Pensavate che fosse finita qui? Non si può parlare della Romagna senza citare il re della Dolce Vita: Federico Fellini. Fellini è nato a Rimini il 20 gennaio 1920 e proprio in città ha preso vita il “Fellini Museum”, che è una vera e propria area dedicata al regista che si estende tra Castel Sismondo, Palazzo del Fulgor e la Piazza dei Sogni, ovvero tre dei luoghi più suggestivi del centro storico. Impossibile non rimanere affascinati dal Cinema Fulgor, la stessa struttura protagonista della vita e delle opere di Fellini: il luogo dove il regista vide i suoi primi film e al quale fornì locandine promozionali in cambio delle visioni gratuite degli spettacoli.
Il cinema è stato riaperto, dopo 5 anni di ricostruzioni, nel gennaio del 2018 e accoglie i cittadini tutti i giorni con le proiezioni delle pellicole.
La Romagna non è solo terra di registi, ma anche di poeti, artisti (ne cito una giusto per, Raffaella Carrà), scrittori e giornalisti (Leo Longanesi era di Bagnacavallo, Ravenna) ma anche di anarchici, socialisti (Pietro Nenni era di Faenza) e patria di colui che segnò dagli anni ’20 al ’40 la politica e la storia italiana dopo la Marcia su Roma, di cui ricorre tra pochi mesi il centenario: Benito Mussolini.
A Cesena l’itinerario ci conduce a Villa Silvia-Carducci, che Giosuè Carducci frequentò a lungo e trovò ispirazione. A San Mauro Pascoli (FC), invece, nacque Giovanni Pascoli. La sua casa natale è monumento nazionale e, assieme alla Torre (Villa Torlonia), rappresentano i luoghi dell’infanzia del poeta romagnolo. A Pennabilli, infine, nell’entroterra riminese, c’è la casa-museo di Tonino Guerra, poeta e scrittore nato il 16 marzo 1920 a Santarcangelo di Romagna.

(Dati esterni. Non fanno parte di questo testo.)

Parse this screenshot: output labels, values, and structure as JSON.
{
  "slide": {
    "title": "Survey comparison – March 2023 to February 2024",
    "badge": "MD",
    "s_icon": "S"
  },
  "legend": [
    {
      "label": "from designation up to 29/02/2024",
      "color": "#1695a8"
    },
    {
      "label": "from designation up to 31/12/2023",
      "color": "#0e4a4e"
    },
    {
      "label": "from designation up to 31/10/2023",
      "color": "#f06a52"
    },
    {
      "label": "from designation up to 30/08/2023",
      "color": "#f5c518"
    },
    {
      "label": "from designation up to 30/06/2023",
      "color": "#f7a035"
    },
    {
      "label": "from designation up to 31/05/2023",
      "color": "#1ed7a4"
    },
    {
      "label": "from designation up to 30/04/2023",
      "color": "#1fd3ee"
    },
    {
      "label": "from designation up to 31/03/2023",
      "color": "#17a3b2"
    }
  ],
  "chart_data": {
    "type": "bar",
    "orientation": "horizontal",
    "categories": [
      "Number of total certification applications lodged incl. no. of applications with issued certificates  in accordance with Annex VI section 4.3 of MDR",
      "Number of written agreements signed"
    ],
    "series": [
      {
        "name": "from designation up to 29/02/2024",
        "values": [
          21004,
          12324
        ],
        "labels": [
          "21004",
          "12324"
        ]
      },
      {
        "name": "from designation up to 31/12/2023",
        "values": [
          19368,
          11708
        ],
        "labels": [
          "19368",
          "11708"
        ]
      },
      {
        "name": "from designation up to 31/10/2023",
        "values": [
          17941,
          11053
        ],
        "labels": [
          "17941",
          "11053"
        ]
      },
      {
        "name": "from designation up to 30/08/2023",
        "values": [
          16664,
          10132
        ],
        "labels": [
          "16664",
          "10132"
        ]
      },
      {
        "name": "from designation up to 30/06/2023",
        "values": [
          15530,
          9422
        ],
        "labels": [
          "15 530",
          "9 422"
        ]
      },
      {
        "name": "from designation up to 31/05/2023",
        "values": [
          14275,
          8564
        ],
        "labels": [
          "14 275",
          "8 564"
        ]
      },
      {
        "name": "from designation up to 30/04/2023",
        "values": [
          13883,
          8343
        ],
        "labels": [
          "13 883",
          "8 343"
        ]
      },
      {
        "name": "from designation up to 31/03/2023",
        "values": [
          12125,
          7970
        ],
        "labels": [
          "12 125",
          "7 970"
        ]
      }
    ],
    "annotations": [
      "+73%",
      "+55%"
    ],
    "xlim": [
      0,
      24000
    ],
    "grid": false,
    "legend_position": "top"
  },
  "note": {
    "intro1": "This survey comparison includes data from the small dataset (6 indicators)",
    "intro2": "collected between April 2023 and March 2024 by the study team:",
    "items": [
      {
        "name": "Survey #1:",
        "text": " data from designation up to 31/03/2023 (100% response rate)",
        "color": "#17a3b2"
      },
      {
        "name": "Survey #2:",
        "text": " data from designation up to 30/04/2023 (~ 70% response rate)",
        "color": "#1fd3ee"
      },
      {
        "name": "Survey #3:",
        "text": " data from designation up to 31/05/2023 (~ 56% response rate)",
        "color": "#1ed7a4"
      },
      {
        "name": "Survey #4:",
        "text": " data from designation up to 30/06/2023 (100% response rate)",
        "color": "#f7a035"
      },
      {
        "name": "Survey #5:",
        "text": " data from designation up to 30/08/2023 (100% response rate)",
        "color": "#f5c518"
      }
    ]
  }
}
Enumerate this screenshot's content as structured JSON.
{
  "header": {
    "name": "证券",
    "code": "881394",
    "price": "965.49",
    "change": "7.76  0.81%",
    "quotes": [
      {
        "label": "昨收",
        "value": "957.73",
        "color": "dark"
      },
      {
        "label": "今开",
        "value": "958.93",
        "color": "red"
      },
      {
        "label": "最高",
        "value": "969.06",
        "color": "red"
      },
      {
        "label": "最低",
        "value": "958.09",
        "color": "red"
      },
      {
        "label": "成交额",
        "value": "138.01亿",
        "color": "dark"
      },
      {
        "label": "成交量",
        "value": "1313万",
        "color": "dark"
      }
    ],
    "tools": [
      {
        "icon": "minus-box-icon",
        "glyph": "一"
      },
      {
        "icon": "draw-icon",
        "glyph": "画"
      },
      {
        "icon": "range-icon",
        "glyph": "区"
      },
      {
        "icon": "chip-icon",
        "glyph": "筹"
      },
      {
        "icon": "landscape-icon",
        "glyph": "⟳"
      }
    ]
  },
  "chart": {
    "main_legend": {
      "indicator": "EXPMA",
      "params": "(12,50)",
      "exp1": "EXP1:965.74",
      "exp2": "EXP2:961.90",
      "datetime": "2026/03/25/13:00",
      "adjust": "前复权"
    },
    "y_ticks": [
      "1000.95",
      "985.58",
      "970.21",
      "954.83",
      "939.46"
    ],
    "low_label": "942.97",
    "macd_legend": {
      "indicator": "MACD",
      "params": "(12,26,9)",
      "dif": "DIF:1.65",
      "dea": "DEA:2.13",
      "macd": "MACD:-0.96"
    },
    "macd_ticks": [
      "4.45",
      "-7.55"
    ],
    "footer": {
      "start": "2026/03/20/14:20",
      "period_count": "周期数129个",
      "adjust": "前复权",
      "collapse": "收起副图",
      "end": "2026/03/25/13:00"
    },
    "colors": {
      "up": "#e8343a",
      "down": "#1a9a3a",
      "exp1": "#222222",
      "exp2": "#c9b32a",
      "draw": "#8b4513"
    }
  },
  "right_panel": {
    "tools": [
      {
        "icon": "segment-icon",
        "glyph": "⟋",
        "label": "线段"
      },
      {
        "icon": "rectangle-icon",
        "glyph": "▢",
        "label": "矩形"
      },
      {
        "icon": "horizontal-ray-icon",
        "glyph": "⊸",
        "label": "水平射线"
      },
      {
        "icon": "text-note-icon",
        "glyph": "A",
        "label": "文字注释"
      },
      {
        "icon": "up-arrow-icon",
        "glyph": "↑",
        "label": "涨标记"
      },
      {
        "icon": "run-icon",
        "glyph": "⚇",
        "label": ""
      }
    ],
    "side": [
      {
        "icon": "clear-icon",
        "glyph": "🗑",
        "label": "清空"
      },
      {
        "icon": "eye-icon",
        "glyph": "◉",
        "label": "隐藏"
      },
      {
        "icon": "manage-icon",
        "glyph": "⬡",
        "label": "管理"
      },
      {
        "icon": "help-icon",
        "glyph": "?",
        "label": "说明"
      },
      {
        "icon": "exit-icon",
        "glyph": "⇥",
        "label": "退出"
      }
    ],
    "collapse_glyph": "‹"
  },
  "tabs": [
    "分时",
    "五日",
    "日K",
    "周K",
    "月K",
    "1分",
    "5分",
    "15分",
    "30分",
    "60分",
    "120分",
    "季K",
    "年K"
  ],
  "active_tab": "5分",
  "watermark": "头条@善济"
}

Concludo informandovi su alcune parole e modi di dire che sicuramente sentirete nel vostro viaggio in Romagna. Oltre al famoso “patacca”, che più o meno si conosce in tutta Italia, vi imbatterete senz’altro nel termine “invornito”, che i romagnoli associano alla parola “tonto”. Poi, quando non si sa bene cosa dire, non spaventatevi se origliate “ah di”, che viene praticamente utilizzato in ogni contesto, per indicare un senso di impotenza dinnanzi ad una situazione. Infine, classico il “dai, valà” sinonimo di “dai, sta bon” e che si potrebbe sentire in uno scambio di confronti.
Poi ancora parchi, riserve naturali, castelli, grotte, terme e avventure tutte da vivere sempre con il sorriso stampato sulla faccia. Perché se c’è un aspetto che colpirà principalmente il turista in Romagna sarà proprio la capacità di vivere con approccio positivo e con piacere ogni momento della giornata.